OTs also use task-specific training, which means practicing the exact activities a person needs to do rather than abstract exercises. If you need to make a sandwich, you practice making a sandwich, and the therapist helps you problem-solve each step. This approach takes advantage of the brain’s ability to rewire itself around damaged areas.
Mental Health Support
Occupational therapy has roots in mental health treatment, and OTs still play an active role in psychiatric care. For people with serious mental illness, OTs help rebuild daily routines, improve social skills, and support a return to work or education. Vocational rehabilitation programs led by OTs have been shown to improve social functioning and reduce hospitalization.
Cognitive interventions can improve memory and executive function, the mental skills needed to plan, organize, and follow through on tasks. Psychoeducation helps people better understand and manage their condition, which in turn improves their sense of health and their ability to participate socially. The goal is occupational balance: having a sustainable mix of self-care, productivity, and leisure in your life.
Tools and Adaptive Equipment
One of the most practical things OTs do is recommend or customize tools that make daily activities possible. These range from simple to high-tech. Utensils with larger, textured grips help people who can’t close their fingers tightly around a standard fork. Dressing kits include tools for pulling on socks, fastening buttons, and zipping jackets one-handed. Specialized pencil grips help children (and adults) write more comfortably. Sensory boards provide input for people who need tactile stimulation to stay regulated.
OTs also recommend changes to your environment. That could mean rearranging a kitchen so everything is within reach from a wheelchair, installing grab bars in a bathroom, or setting up a child’s classroom workspace to minimize distractions.

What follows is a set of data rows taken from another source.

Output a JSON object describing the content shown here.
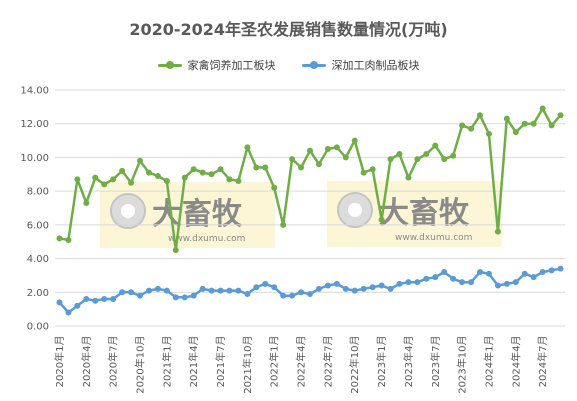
{
  "chart_data": {
    "type": "line",
    "title": "2020-2024年圣农发展销售数量情况(万吨)",
    "xlabel": "",
    "ylabel": "",
    "ylim": [
      0,
      14
    ],
    "y_ticks": [
      "0.00",
      "2.00",
      "4.00",
      "6.00",
      "8.00",
      "10.00",
      "12.00",
      "14.00"
    ],
    "grid": true,
    "legend_position": "top",
    "x_tick_labels": [
      "2020年1月",
      "2020年4月",
      "2020年7月",
      "2020年10月",
      "2021年1月",
      "2021年4月",
      "2021年7月",
      "2021年10月",
      "2022年1月",
      "2022年4月",
      "2022年7月",
      "2022年10月",
      "2023年1月",
      "2023年4月",
      "2023年7月",
      "2023年10月",
      "2024年1月",
      "2024年4月",
      "2024年7月"
    ],
    "x": [
      "2020年1月",
      "2020年2月",
      "2020年3月",
      "2020年4月",
      "2020年5月",
      "2020年6月",
      "2020年7月",
      "2020年8月",
      "2020年9月",
      "2020年10月",
      "2020年11月",
      "2020年12月",
      "2021年1月",
      "2021年2月",
      "2021年3月",
      "2021年4月",
      "2021年5月",
      "2021年6月",
      "2021年7月",
      "2021年8月",
      "2021年9月",
      "2021年10月",
      "2021年11月",
      "2021年12月",
      "2022年1月",
      "2022年2月",
      "2022年3月",
      "2022年4月",
      "2022年5月",
      "2022年6月",
      "2022年7月",
      "2022年8月",
      "2022年9月",
      "2022年10月",
      "2022年11月",
      "2022年12月",
      "2023年1月",
      "2023年2月",
      "2023年3月",
      "2023年4月",
      "2023年5月",
      "2023年6月",
      "2023年7月",
      "2023年8月",
      "2023年9月",
      "2023年10月",
      "2023年11月",
      "2023年12月",
      "2024年1月",
      "2024年2月",
      "2024年3月",
      "2024年4月",
      "2024年5月",
      "2024年6月",
      "2024年7月",
      "2024年8月",
      "2024年9月"
    ],
    "series": [
      {
        "name": "家禽饲养加工板块",
        "color": "#70ad47",
        "values": [
          5.2,
          5.1,
          8.7,
          7.3,
          8.8,
          8.4,
          8.7,
          9.2,
          8.5,
          9.8,
          9.1,
          8.9,
          8.6,
          4.5,
          8.8,
          9.3,
          9.1,
          9.0,
          9.3,
          8.7,
          8.6,
          10.6,
          9.4,
          9.4,
          8.2,
          6.0,
          9.9,
          9.4,
          10.4,
          9.6,
          10.5,
          10.6,
          10.0,
          11.0,
          9.1,
          9.3,
          6.3,
          9.9,
          10.2,
          8.8,
          9.9,
          10.2,
          10.7,
          9.9,
          10.1,
          11.9,
          11.7,
          12.5,
          11.4,
          5.6,
          12.3,
          11.5,
          12.0,
          12.0,
          12.9,
          11.9,
          12.5
        ]
      },
      {
        "name": "深加工肉制品板块",
        "color": "#5b9bd5",
        "values": [
          1.4,
          0.8,
          1.2,
          1.6,
          1.5,
          1.6,
          1.6,
          2.0,
          2.0,
          1.8,
          2.1,
          2.2,
          2.1,
          1.7,
          1.7,
          1.8,
          2.2,
          2.1,
          2.1,
          2.1,
          2.1,
          1.9,
          2.3,
          2.5,
          2.3,
          1.8,
          1.8,
          2.0,
          1.9,
          2.2,
          2.4,
          2.5,
          2.2,
          2.1,
          2.2,
          2.3,
          2.4,
          2.2,
          2.5,
          2.6,
          2.6,
          2.8,
          2.9,
          3.2,
          2.8,
          2.6,
          2.6,
          3.2,
          3.1,
          2.4,
          2.5,
          2.6,
          3.1,
          2.9,
          3.2,
          3.3,
          3.4
        ]
      }
    ],
    "watermarks": [
      {
        "brand": "大畜牧",
        "url": "www.dxumu.com"
      },
      {
        "brand": "大畜牧",
        "url": "www.dxumu.com"
      }
    ]
  }
}
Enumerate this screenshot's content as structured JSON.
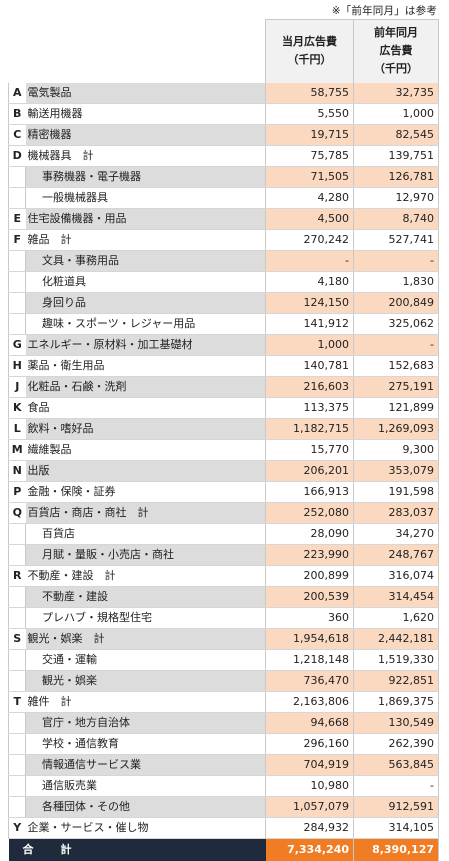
{
  "note": "※「前年同月」は参考",
  "headers": {
    "current": [
      "当月広告費",
      "（千円）"
    ],
    "previous": [
      "前年同月",
      "広告費",
      "（千円）"
    ]
  },
  "rows": [
    {
      "code": "A",
      "name": "電気製品",
      "cur": "58,755",
      "prev": "32,735",
      "sub": false,
      "shade": true
    },
    {
      "code": "B",
      "name": "輸送用機器",
      "cur": "5,550",
      "prev": "1,000",
      "sub": false,
      "shade": false
    },
    {
      "code": "C",
      "name": "精密機器",
      "cur": "19,715",
      "prev": "82,545",
      "sub": false,
      "shade": true
    },
    {
      "code": "D",
      "name": "機械器具　計",
      "cur": "75,785",
      "prev": "139,751",
      "sub": false,
      "shade": false
    },
    {
      "code": "",
      "name": "事務機器・電子機器",
      "cur": "71,505",
      "prev": "126,781",
      "sub": true,
      "shade": true
    },
    {
      "code": "",
      "name": "一般機械器具",
      "cur": "4,280",
      "prev": "12,970",
      "sub": true,
      "shade": false
    },
    {
      "code": "E",
      "name": "住宅設備機器・用品",
      "cur": "4,500",
      "prev": "8,740",
      "sub": false,
      "shade": true
    },
    {
      "code": "F",
      "name": "雑品　計",
      "cur": "270,242",
      "prev": "527,741",
      "sub": false,
      "shade": false
    },
    {
      "code": "",
      "name": "文具・事務用品",
      "cur": "-",
      "prev": "-",
      "sub": true,
      "shade": true
    },
    {
      "code": "",
      "name": "化粧道具",
      "cur": "4,180",
      "prev": "1,830",
      "sub": true,
      "shade": false
    },
    {
      "code": "",
      "name": "身回り品",
      "cur": "124,150",
      "prev": "200,849",
      "sub": true,
      "shade": true
    },
    {
      "code": "",
      "name": "趣味・スポーツ・レジャー用品",
      "cur": "141,912",
      "prev": "325,062",
      "sub": true,
      "shade": false
    },
    {
      "code": "G",
      "name": "エネルギー・原材料・加工基礎材",
      "cur": "1,000",
      "prev": "-",
      "sub": false,
      "shade": true
    },
    {
      "code": "H",
      "name": "薬品・衛生用品",
      "cur": "140,781",
      "prev": "152,683",
      "sub": false,
      "shade": false
    },
    {
      "code": "J",
      "name": "化粧品・石鹸・洗剤",
      "cur": "216,603",
      "prev": "275,191",
      "sub": false,
      "shade": true
    },
    {
      "code": "K",
      "name": "食品",
      "cur": "113,375",
      "prev": "121,899",
      "sub": false,
      "shade": false
    },
    {
      "code": "L",
      "name": "飲料・嗜好品",
      "cur": "1,182,715",
      "prev": "1,269,093",
      "sub": false,
      "shade": true
    },
    {
      "code": "M",
      "name": "繊維製品",
      "cur": "15,770",
      "prev": "9,300",
      "sub": false,
      "shade": false
    },
    {
      "code": "N",
      "name": "出版",
      "cur": "206,201",
      "prev": "353,079",
      "sub": false,
      "shade": true
    },
    {
      "code": "P",
      "name": "金融・保険・証券",
      "cur": "166,913",
      "prev": "191,598",
      "sub": false,
      "shade": false
    },
    {
      "code": "Q",
      "name": "百貨店・商店・商社　計",
      "cur": "252,080",
      "prev": "283,037",
      "sub": false,
      "shade": true
    },
    {
      "code": "",
      "name": "百貨店",
      "cur": "28,090",
      "prev": "34,270",
      "sub": true,
      "shade": false
    },
    {
      "code": "",
      "name": "月賦・量販・小売店・商社",
      "cur": "223,990",
      "prev": "248,767",
      "sub": true,
      "shade": true
    },
    {
      "code": "R",
      "name": "不動産・建設　計",
      "cur": "200,899",
      "prev": "316,074",
      "sub": false,
      "shade": false
    },
    {
      "code": "",
      "name": "不動産・建設",
      "cur": "200,539",
      "prev": "314,454",
      "sub": true,
      "shade": true
    },
    {
      "code": "",
      "name": "プレハブ・規格型住宅",
      "cur": "360",
      "prev": "1,620",
      "sub": true,
      "shade": false
    },
    {
      "code": "S",
      "name": "観光・娯楽　計",
      "cur": "1,954,618",
      "prev": "2,442,181",
      "sub": false,
      "shade": true
    },
    {
      "code": "",
      "name": "交通・運輸",
      "cur": "1,218,148",
      "prev": "1,519,330",
      "sub": true,
      "shade": false
    },
    {
      "code": "",
      "name": "観光・娯楽",
      "cur": "736,470",
      "prev": "922,851",
      "sub": true,
      "shade": true
    },
    {
      "code": "T",
      "name": "雑件　計",
      "cur": "2,163,806",
      "prev": "1,869,375",
      "sub": false,
      "shade": false
    },
    {
      "code": "",
      "name": "官庁・地方自治体",
      "cur": "94,668",
      "prev": "130,549",
      "sub": true,
      "shade": true
    },
    {
      "code": "",
      "name": "学校・通信教育",
      "cur": "296,160",
      "prev": "262,390",
      "sub": true,
      "shade": false
    },
    {
      "code": "",
      "name": "情報通信サービス業",
      "cur": "704,919",
      "prev": "563,845",
      "sub": true,
      "shade": true
    },
    {
      "code": "",
      "name": "通信販売業",
      "cur": "10,980",
      "prev": "-",
      "sub": true,
      "shade": false
    },
    {
      "code": "",
      "name": "各種団体・その他",
      "cur": "1,057,079",
      "prev": "912,591",
      "sub": true,
      "shade": true
    },
    {
      "code": "Y",
      "name": "企業・サービス・催し物",
      "cur": "284,932",
      "prev": "314,105",
      "sub": false,
      "shade": false
    }
  ],
  "total": {
    "label": "合　計",
    "cur": "7,334,240",
    "prev": "8,390,127"
  }
}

Where Occupational Therapists Work
Hospitals employ the largest share of OTs at 28% of the workforce. Another 27% work in outpatient therapy offices (often alongside physical therapists and speech therapists). Schools employ about 13%, where OTs support students with disabilities in the classroom. Home health care accounts for 8%, with therapists traveling directly to clients’ homes. Skilled nursing facilities employ about 7%. Some OTs also work in community mental health programs, early intervention programs for infants and toddlers, and private practice.
Education and Training
Becoming an occupational therapist in the United States requires at minimum a master’s degree in occupational therapy, though many programs now offer a clinical doctorate (OTD). Both pathways include extensive supervised fieldwork where students practice with real clients. After graduating, new OTs must pass a national certification exam before they can apply for a state license to practice.
It’s worth noting that occupational therapy assistants (OTAs) are a separate role. OTAs carry out treatment plans designed by the occupational therapist and typically need an associate degree. The therapist handles evaluation, goal-setting, and treatment planning, while the assistant supports the day-to-day therapy sessions.